Un informe privado detectó que el aumento de la actividad laboral respondió en gran parte a la necesidad económica de adultos mayores. El fenómeno reflejó la pérdida de poder adquisitivo de las jubilaciones y el crecimiento del empleo precario.
El nivel de participación en el mercado laboral alcanzó valores elevados durante el último año, pero el crecimiento de la actividad se apoyó en la incorporación de jubilados que buscaron ingresos para cubrir gastos básicos. Así lo señaló un informe del Instituto Argentina Grande (IAG), que registró una tasa de actividad de 48,6% en el tercer trimestre, el valor más alto para ese período desde 2016.
El documento indicó que la expansión no respondió a un ciclo de crecimiento económico. El estudio explicó que cada vez más adultos mayores regresaron al trabajo por la pérdida de poder adquisitivo de las jubilaciones. Entre las personas de 66 años o más, la tasa de actividad subió 11% en un año. El informe definió este fenómeno como ingreso laboral “supervivencial”.
En la Ciudad de Buenos Aires, Marta Beatriz Fernández, jubilada de 75 años, buscó nuevas tareas para completar sus ingresos. Tras 35 años de empleo público, aceptó trabajos de limpieza en viviendas particulares. “Trabajé 35 años en el Estado. Cuando me jubilé pensé que iba a estar justa, pero tranquila. Con lo que cobro hoy no pago medicamentos, expensas y supermercado”, relató.
Durante un tiempo sus hijos aportaron dinero para ayudarla. Esa ayuda se interrumpió por los gastos familiares. “Ahora ya no pueden. A uno le nació el segundo hijo hace tres meses y están con la soga al cuello. Entonces yo salgo a limpiar para sostenerme y si puedo les doy una mano”, explicó. La jubilada trabajó cuatro días por semana.
La situación se repitió en distintos barrios. Nora Biaggio, docente retirada e integrante del Plenario de Trabajadores Jubilados, afirmó: “Muchísimos jubilados y jubiladas o pensionados están trabajando en limpieza, cuidado de enfermos, venta ambulante, jardinería y otros rubros”.
La referente sostuvo que los ingresos previsionales resultaron insuficientes. Con una jubilación mínima cercana a 429.000 pesos, señaló que “nadie puede vivir un mes”. También indicó que “Solo los medicamentos, que ahora hay que pagar, insumen la mayoría de los haberes”.
El informe vinculó esta tendencia con el aumento de los costos de salud y la pérdida de poder de compra de las jubilaciones. En paralelo, el trabajo sin protección alcanzó al 44,2% de los ocupados y superó los seis millones de personas.
Raúl Osvaldo Benítez, de 80 años, también volvió a trabajar. Tras cuatro décadas en una imprenta, manejó un auto de alquiler durante al menos ocho horas diarias. Vive en un departamento alquilado en Chacarita. “Si no salgo a trabajar, no llego al alquiler. Así de simple”, afirmó. También explicó: “Entre el alquiler, las expensas y la comida, la jubilación se me va en cinco días”.
El jubilado relató las exigencias de esa rutina. “Es cansador y triste. El cuerpo no es el mismo. Pero no me queda otra”, expresó.

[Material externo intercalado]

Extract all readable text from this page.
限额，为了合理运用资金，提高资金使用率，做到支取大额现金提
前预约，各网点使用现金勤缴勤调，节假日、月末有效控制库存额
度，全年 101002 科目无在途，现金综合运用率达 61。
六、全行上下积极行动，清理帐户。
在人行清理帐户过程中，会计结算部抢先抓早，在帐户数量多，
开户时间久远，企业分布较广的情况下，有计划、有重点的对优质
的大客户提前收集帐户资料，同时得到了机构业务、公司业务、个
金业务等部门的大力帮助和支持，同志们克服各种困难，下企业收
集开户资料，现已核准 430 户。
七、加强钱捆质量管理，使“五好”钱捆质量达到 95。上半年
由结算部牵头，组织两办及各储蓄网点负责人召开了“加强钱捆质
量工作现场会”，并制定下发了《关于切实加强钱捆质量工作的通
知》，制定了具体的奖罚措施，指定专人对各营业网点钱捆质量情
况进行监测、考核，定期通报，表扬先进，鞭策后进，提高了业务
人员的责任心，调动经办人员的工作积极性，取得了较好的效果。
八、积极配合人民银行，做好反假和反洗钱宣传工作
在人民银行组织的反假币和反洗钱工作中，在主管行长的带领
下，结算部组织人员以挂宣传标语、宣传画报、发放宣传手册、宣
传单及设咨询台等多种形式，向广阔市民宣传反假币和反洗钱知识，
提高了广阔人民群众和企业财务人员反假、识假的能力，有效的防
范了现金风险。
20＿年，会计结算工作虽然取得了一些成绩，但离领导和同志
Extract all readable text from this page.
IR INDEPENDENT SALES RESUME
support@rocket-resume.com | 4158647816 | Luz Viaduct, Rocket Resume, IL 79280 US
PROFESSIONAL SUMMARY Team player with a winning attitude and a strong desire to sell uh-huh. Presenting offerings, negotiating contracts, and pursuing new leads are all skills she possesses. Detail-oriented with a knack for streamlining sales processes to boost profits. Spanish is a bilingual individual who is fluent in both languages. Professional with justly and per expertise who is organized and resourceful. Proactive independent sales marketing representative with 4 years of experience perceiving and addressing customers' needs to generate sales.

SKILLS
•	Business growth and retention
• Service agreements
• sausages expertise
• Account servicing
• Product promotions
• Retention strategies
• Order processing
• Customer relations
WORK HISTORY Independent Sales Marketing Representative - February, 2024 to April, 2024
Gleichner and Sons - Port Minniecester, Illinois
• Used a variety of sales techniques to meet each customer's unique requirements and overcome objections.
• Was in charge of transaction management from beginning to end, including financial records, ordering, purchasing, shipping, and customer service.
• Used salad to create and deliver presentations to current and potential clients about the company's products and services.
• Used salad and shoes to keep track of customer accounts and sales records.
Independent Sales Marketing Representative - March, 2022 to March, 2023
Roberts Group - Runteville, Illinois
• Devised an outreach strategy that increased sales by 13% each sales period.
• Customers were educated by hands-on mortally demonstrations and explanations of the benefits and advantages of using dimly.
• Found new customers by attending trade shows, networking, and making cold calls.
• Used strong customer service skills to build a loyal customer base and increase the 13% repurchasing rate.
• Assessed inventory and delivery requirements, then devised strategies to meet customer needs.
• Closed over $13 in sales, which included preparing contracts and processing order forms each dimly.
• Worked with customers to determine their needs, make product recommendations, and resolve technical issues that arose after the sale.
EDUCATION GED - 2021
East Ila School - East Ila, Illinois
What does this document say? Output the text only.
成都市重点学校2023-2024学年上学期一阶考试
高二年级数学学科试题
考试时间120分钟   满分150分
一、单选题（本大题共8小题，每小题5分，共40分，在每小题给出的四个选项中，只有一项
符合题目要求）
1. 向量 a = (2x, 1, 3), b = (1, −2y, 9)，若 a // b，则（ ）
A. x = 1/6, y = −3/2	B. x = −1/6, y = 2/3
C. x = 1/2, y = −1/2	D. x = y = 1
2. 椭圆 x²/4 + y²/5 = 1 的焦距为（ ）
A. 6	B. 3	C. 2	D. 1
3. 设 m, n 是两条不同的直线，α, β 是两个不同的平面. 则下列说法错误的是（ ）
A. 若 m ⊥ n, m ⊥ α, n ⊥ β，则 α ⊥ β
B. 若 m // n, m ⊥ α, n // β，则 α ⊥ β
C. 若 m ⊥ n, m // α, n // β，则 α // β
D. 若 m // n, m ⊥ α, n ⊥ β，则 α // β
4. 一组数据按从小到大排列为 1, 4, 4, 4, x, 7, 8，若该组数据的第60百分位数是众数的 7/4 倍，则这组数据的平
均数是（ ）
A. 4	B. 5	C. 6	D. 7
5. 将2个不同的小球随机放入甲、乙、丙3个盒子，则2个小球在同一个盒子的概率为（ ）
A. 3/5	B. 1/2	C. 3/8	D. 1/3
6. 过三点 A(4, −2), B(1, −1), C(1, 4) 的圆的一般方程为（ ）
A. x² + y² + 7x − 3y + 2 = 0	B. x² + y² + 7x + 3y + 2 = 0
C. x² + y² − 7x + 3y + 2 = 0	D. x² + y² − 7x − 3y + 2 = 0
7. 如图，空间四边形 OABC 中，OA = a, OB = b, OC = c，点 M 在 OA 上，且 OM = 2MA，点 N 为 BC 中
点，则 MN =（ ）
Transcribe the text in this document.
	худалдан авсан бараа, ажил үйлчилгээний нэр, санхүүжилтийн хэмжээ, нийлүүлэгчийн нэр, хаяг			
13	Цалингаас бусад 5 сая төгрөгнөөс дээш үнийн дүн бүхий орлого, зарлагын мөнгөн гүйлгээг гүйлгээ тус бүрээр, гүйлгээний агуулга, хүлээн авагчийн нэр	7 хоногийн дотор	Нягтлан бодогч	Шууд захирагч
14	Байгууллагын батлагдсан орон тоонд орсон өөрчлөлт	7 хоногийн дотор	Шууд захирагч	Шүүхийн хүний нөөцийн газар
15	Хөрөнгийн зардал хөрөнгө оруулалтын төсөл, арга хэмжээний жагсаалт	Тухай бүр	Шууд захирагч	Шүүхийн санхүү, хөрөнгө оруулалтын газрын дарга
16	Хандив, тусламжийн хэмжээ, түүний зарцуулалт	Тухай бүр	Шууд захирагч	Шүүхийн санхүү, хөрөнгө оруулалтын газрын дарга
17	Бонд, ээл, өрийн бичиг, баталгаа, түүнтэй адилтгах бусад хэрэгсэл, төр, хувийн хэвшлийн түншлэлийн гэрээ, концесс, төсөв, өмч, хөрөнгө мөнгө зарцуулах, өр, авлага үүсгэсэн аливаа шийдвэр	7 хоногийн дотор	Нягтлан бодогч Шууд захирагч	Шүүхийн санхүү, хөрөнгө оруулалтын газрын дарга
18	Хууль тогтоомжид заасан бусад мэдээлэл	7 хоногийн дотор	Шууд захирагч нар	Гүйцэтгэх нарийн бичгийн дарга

Biaggio sostuvo que la inserción laboral de los jubilados ocurrió en condiciones precarias. “Son empleos en negro. Es además un sobreesfuerzo que hacen los mayores, teniendo que desplazarse, cumplir horario y sostener tareas físicas exigentes”, indicó. También afirmó: “El dato de crecimiento de la actividad es un síntoma de deterioro social, de ninguna manera puede ser un indicador de recuperación económica”.
El estudio también incluyó un indicador de desempleo encubierto, que contempló a quienes encontraron trabajos de pocas horas y bajos ingresos. La tasa alcanzó 13,8%, más del doble del desempleo oficial.
Entre los jubilados, ese indicador aumentó 34,1% en un año. El dato reflejó que muchos necesitaron trabajar más horas para sostener sus ingresos.
El fenómeno contrastó con la situación de los jóvenes. La participación laboral entre personas de 18 a 26 años cayó 1,6%. El informe señaló que el aumento de la actividad respondió a la necesidad económica de los adultos mayores más que a la creación de empleo genuino.
Marta resumió su situación con una frase directa: “Yo ya trabajé toda mi vida”. Luego agregó: “No tendría que estar limpiando casas a los 75”.
Raúl expresó un diagnóstico similar: “Es realmente triste tener que hacer de chofer a los 80 años”. También planteó: “Pero qué otra cosa puedo hacer”.
Biaggio definió el escenario con una conclusión tajante: “No estamos ante jubilados que buscan mantenerse activos. Estamos ante personas que, después de haber trabajado décadas, vuelven al mercado porque la jubilación no alcanza para vivir”.